Laugh Out Loud Scenes and Hilarious Narrative Characterize Wodehouse Books


I love the P. G. Wodehouse books. It amazes me that almost a century after they were penned, I’m literally laughing out loud at the wittiness of the plots, and the hysterical narrative. In my mind’s eye I shall forever visualize the incomparable actors Stephen Frye and Hugh Laurie as Jeeves and Bertie Wooster respectively, while I’m reading! That perfect pairing is tantamount to God’s gift to Wodehouse’s legacy via the Jeeves and Wooster series.  

Wodehouse spent a lot of time in the US, continuously from 1946 until his death in 1975, purchasing a home in Remsenburg, part of the Southampton area of Long Island, 77 miles east of Manhattan, and became a citizen in 1955 (but remained a British subject, although never returned or visited). Between 1952-1975 he completed 20 novels. The most well known of his books are likely the Jeeves and Wooster series.

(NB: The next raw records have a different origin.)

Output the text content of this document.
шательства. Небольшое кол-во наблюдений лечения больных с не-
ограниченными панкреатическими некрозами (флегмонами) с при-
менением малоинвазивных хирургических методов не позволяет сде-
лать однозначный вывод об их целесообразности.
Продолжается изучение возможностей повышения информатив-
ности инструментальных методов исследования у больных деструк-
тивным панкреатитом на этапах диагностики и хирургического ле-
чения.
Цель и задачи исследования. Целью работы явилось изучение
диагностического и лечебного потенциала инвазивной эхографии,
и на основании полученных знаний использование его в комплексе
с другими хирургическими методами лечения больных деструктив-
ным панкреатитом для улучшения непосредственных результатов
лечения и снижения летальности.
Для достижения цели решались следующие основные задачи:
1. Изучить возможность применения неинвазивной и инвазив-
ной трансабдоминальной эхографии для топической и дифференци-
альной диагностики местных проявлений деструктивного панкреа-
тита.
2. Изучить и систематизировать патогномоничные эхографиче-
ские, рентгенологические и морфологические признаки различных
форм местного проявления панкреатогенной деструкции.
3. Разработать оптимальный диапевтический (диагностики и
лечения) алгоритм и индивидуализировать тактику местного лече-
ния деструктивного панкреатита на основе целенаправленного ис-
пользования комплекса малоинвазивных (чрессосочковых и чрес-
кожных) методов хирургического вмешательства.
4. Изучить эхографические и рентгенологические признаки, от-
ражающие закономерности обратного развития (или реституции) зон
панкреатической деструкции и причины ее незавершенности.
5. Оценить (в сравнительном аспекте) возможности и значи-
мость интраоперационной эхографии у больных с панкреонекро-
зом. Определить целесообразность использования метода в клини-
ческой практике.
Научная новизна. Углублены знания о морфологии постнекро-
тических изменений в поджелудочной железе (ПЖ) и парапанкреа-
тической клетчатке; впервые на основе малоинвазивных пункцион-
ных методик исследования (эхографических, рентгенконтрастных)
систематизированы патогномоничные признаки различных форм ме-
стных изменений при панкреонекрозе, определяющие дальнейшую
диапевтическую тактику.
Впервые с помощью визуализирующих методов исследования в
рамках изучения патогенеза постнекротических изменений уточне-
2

During WWII he was interned in a hotel in Berlin, and was released shortly before his 60th birthday, but made five ill advised broadcasts on the German branch of CBS broadcasting with his subject “How to be an Internee Without Previous Training.” This caused an uproar in Britain, but some of his friends, Dorothy L. Sayre among them (one of my favorite mystery writers), came to his defense, although admitting doing the broadcasts was a stupid idea. I hope to find a good biography about Wodehouse, and try to find some videos of him as well. To me he is a comic genius, and a keen observer of human nature. Only one of his books, Thank You Jeeves, appears in Boxall’s 1001 Books You Must Read Before You Die. (Goodreads has a great group for Boxall’s List). 

Carry on Jeeves, like many in this series, covers a few months in the life of Bertie Wooster and his manservant Jeeves, almost a series of short stories plucked from their days together, but linked coherently by timeline. The books take place in both Britain and the US during the late 1920s and the 1930s. Wooster is a young man in his twenties with more money than sense, and is putty in Jeeves’ capable hands, although not without a struggle when it comes to the sensitive issue of Wooster’s problematic wardrobe or facial hair preferences. He and his friends have a penchant for getting into impossibly compromising situations, and Jeeves has an uncanny gift for conceiving of the perfect strategy to extricate said gentlemen from their dilemmas. 

If you’ve never read Wodehouse, thankfully access to his books abounds online via Internet Archive, YouTube, and booksellers. Audible books are often on sale, and many affordable Kindles can be found. I read this Kindle with Audible narration. Library platform Hoopla has the best selection of Wodehouse books, CloudLibrary has 8 books (and two currently have holds), and Libby has the audiobook Pigs Have Wings. Libravox in the public domain has three audiobooks of his short story collections.